A search of clinicaltrials.gov with the term “left atrial appendage” reveals at least 6 clinical studies actively recruiting patients to evaluate the role and efficacy of surgical or percutaneous LAA exclusion. Publication of the outcomes from the recently completed and currently ongoing trials will better define the role for LAA exclusion techniques in stroke prevention in patients with non-valvular AF. Necessitated extensions of this work must also include comparisons of various LAA exclusion strategies to novel OACs as well as catheter ablation of AF. As novel OACs have demonstrated superiority with respect to intracranial bleeding,5-7 stroke,5,7 and even death7 compared to warfarin, it is quite possible that these agents may attenuate differences observed in the bleeding/complication risk between LAA exclusion and warfarin therapy. Thus, some may argue that this coupled with the suggestion of a mortality benefit could in fact favor the use of novel OACs over LAA exclusion. Given the hazards of indirect comparisons, we would strongly support a prospective randomized clinical trial of LAA exclusion to novel OACs to address these uncertainties.
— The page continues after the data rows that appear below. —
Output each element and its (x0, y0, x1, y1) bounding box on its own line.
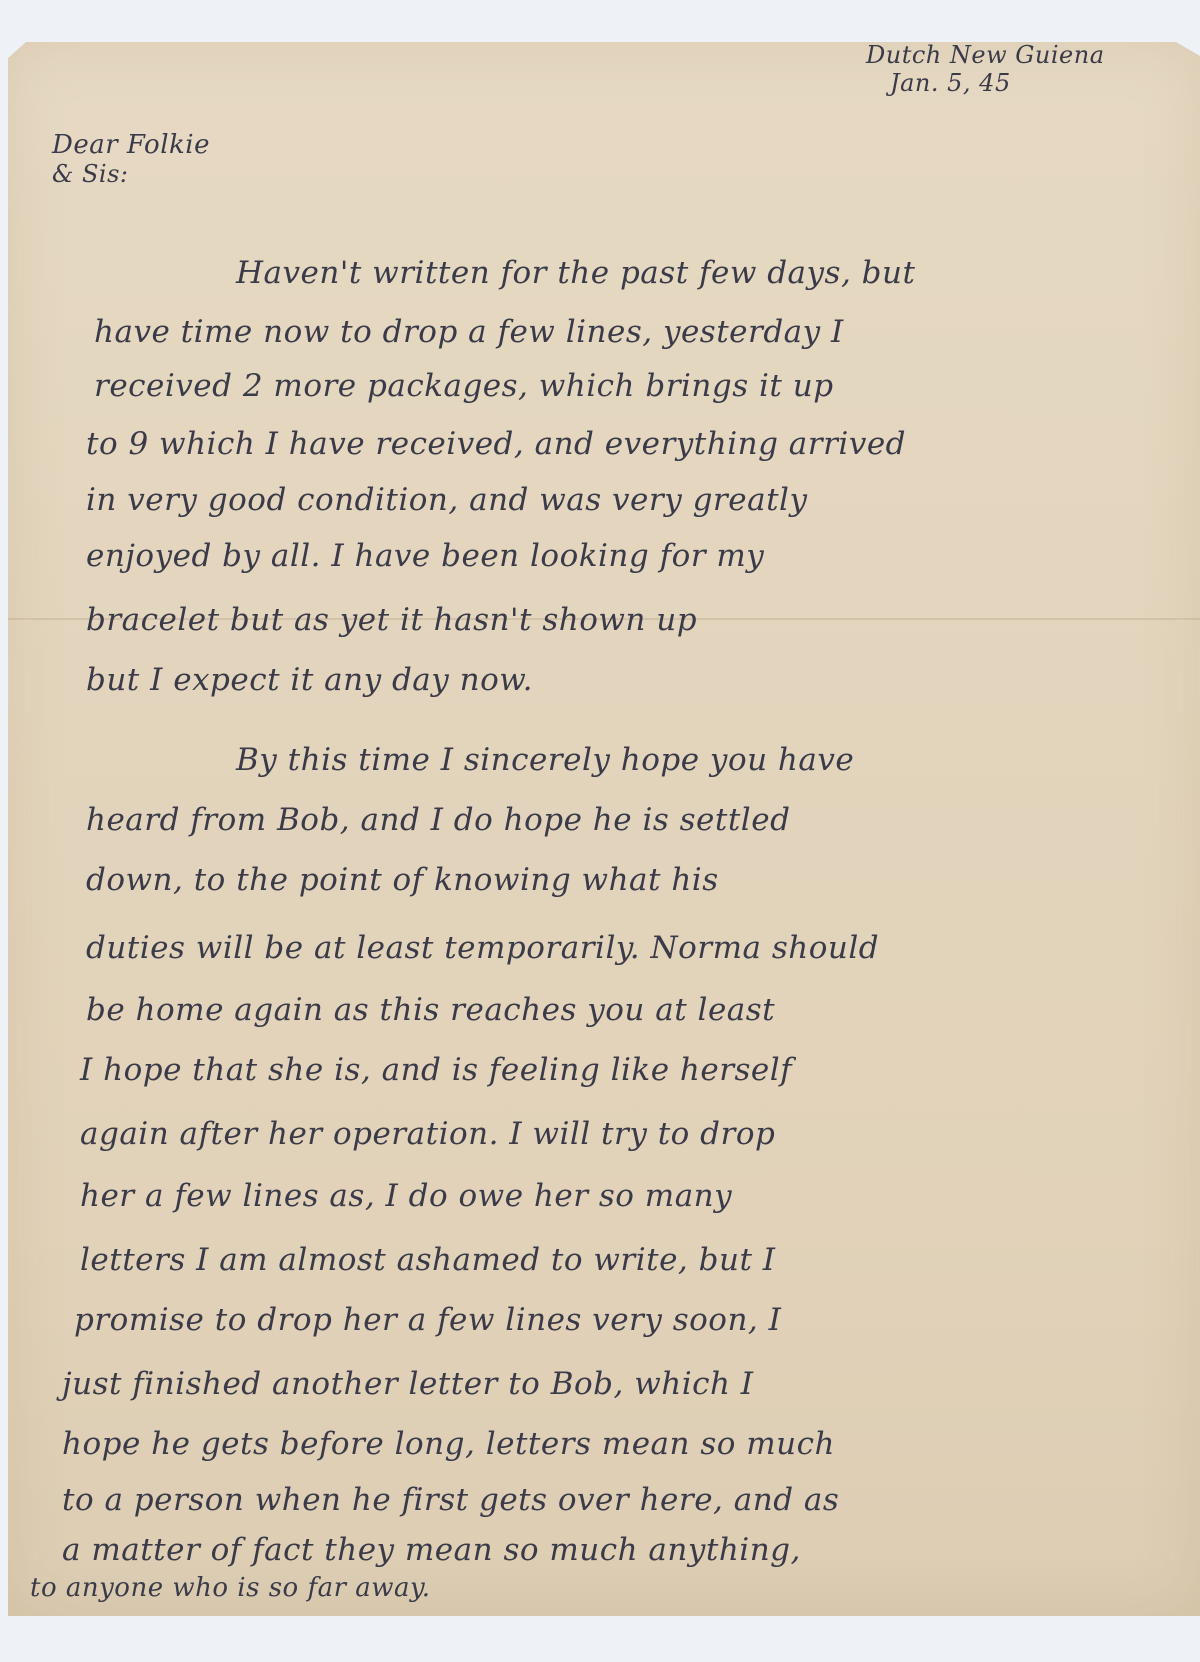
letter-line: letters I am almost ashamed to write, bu… (80, 1240, 776, 1280)
letter-line: I hope that she is, and is feeling like … (80, 1050, 792, 1090)
letter-line: received 2 more packages, which brings i… (94, 366, 834, 406)
letter-line: again after her operation. I will try to… (80, 1114, 775, 1154)
letter-line: in very good condition, and was very gre… (86, 480, 807, 520)
letter-line: promise to drop her a few lines very soo… (74, 1300, 781, 1340)
letter-line: to anyone who is so far away. (30, 1568, 431, 1608)
letter-line: By this time I sincerely hope you have (236, 740, 854, 780)
letter-line: down, to the point of knowing what his (86, 860, 719, 900)
letter-line: her a few lines as, I do owe her so many (80, 1176, 732, 1216)
letter-line: a matter of fact they mean so much anyth… (62, 1530, 801, 1570)
letter-line: but I expect it any day now. (86, 660, 533, 700)
letter-line: have time now to drop a few lines, yeste… (94, 312, 844, 352)
letter-place: Dutch New Guiena (866, 40, 1105, 70)
letter-line: hope he gets before long, letters mean s… (62, 1424, 835, 1464)
letter-line: bracelet but as yet it hasn't shown up (86, 600, 697, 640)
letter-date: Jan. 5, 45 (890, 68, 1011, 98)
salutation-line-2: & Sis: (52, 160, 129, 188)
letter-line: be home again as this reaches you at lea… (86, 990, 775, 1030)
letter-line: heard from Bob, and I do hope he is sett… (86, 800, 790, 840)
letter-line: to a person when he first gets over here… (62, 1480, 839, 1520)
letter-line: just finished another letter to Bob, whi… (62, 1364, 754, 1404)
letter-line: Haven't written for the past few days, b… (236, 253, 915, 293)
letter-line: duties will be at least temporarily. Nor… (86, 928, 879, 968)
salutation-line-1: Dear Folkie (52, 130, 210, 160)
letter-line: to 9 which I have received, and everythi… (86, 424, 906, 464)
letter-line: enjoyed by all. I have been looking for … (86, 536, 764, 576)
Finally, recent work has also suggested that successful catheter ablation of AF may dramatically reduce stroke risk in some patient with non-valvular AF51-54 Should this be validated, catheter ablation could then provide both symptomatic improvement and stroke reduction in certain patients with non-valvular AF. The merit of this strategy compared to LAA exclusion will be prospectively evaluated in the Interventional Strategies in Treatment of Atrial Fibrillation: Percutaneous Closure of the Left Atrial Appendage Versus Catheter Ablation (ISAR-AF) clinical trial (ClinicalTrial.gov identifier: NCT01363895). Given the increasingly low rates of ischemic stroke reported in the recent trial of novel OACs, sample sizes must be sufficiently large to allow detection of superiority of one strategy over another.